Fixing the Schema Gap: Legal Document Domain Mapping

Sometimes the most interesting bugs aren't in the logic—they're in the assumptions. This week we fixed a schema mismatch in Sabine's legal document ingest pipeline that was trying to use domain categories our database didn't recognize.

The Problem

Our legal document ingest pipeline was generating domain hints like 'vehicle,' 'financial,' and 'medical'—perfectly reasonable categories for legal documents. The problem? Our database schema only recognizes three domain values: work, family, and persona. When the ingest system tried to store these legal-specific domains, it hit a wall.
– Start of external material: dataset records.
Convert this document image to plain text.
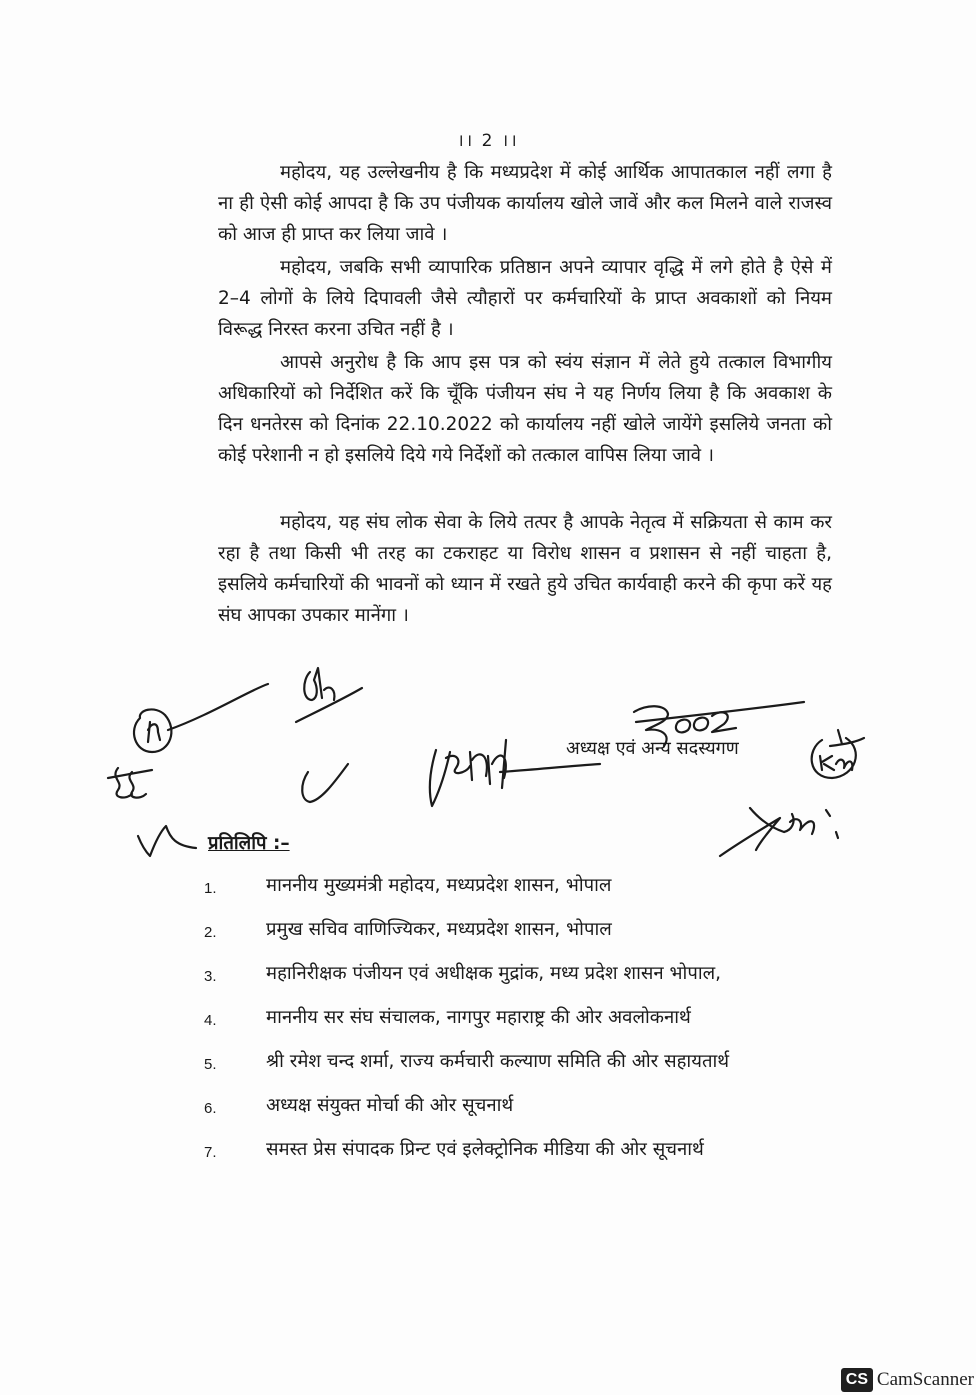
।। 2 ।।

महोदय, यह उल्लेखनीय है कि मध्यप्रदेश में कोई आर्थिक आपातकाल नहीं लगा है ना ही ऐसी कोई आपदा है कि उप पंजीयक कार्यालय खोले जावें और कल मिलने वाले राजस्व को आज ही प्राप्त कर लिया जावे ।

महोदय, जबकि सभी व्यापारिक प्रतिष्ठान अपने व्यापार वृद्धि में लगे होते है ऐसे में 2–4 लोगों के लिये दिपावली जैसे त्यौहारों पर कर्मचारियों के प्राप्त अवकाशों को नियम विरूद्ध निरस्त करना उचित नहीं है ।

आपसे अनुरोध है कि आप इस पत्र को स्वंय संज्ञान में लेते हुये तत्काल विभागीय अधिकारियों को निर्देशित करें कि चूँकि पंजीयन संघ ने यह निर्णय लिया है कि अवकाश के दिन धनतेरस को दिनांक 22.10.2022 को कार्यालय नहीं खोले जायेंगे इसलिये जनता को कोई परेशानी न हो इसलिये दिये गये निर्देशों को तत्काल वापिस लिया जावे ।

महोदय, यह संघ लोक सेवा के लिये तत्पर है आपके नेतृत्व में सक्रियता से काम कर रहा है तथा किसी भी तरह का टकराहट या विरोध शासन व प्रशासन से नहीं चाहता है, इसलिये कर्मचारियों की भावनों को ध्यान में रखते हुये उचित कार्यवाही करने की कृपा करें यह संघ आपका उपकार मानेंगा ।

अध्यक्ष एवं अन्य सदस्यगण
प्रतिलिपि :–
1.	माननीय मुख्यमंत्री महोदय, मध्यप्रदेश शासन, भोपाल
2.	प्रमुख सचिव वाणिज्यिकर, मध्यप्रदेश शासन, भोपाल
3.	महानिरीक्षक पंजीयन एवं अधीक्षक मुद्रांक, मध्य प्रदेश शासन भोपाल,
4.	माननीय सर संघ संचालक, नागपुर महाराष्ट्र की ओर अवलोकनार्थ
5.	श्री रमेश चन्द शर्मा, राज्य कर्मचारी कल्याण समिति की ओर सहायतार्थ
6.	अध्यक्ष संयुक्त मोर्चा की ओर सूचनार्थ
7.	समस्त प्रेस संपादक प्रिन्ट एवं इलेक्ट्रोनिक मीडिया की ओर सूचनार्थ
CS CamScanner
This is a classic case of specialized pipeline logic running ahead of core schema design. The legal ingest module was built with domain-specific categories that made sense in isolation, but hadn't been reconciled with the database constraints that govern the entire biographical data layer.

The Fix

The solution was straightforward: map the legal domain hints to valid database enum values. Vehicle and financial documents now map to 'work,' medical documents to 'family,' and general legal documents to 'persona.' We also cleaned up debug logging that was cluttering production output—a small quality-of-life improvement while we were in the code.

The mapping isn't perfect—calling a car lease agreement 'work' is semantically fuzzy—but it's pragmatic. It gets legal documents into the system without expanding our core schema, which would have cascading effects across retrieval, UI filters, and agent context building.

What We Learned

Specialized ingest pipelines need tighter coordination with core schema definitions. When you're building modular systems, it's easy for domain-specific logic to drift from shared constraints. The fix was small, but it highlighted a gap in how we validate ingest outputs against database schemas before deployment.

What's Next

We're evaluating whether to expand the domain enum to include legal-specific categories or keep the current three-domain model and rely on document type metadata for finer categorization. Expanding the schema gives us more precision but adds complexity to retrieval and UI logic. Staying lean keeps the system simpler but sacrifices some semantic clarity.

We're also adding schema validation checks to the ingest pipeline test suite so future domain mismatches get caught before merge. Small fixes, big leverage.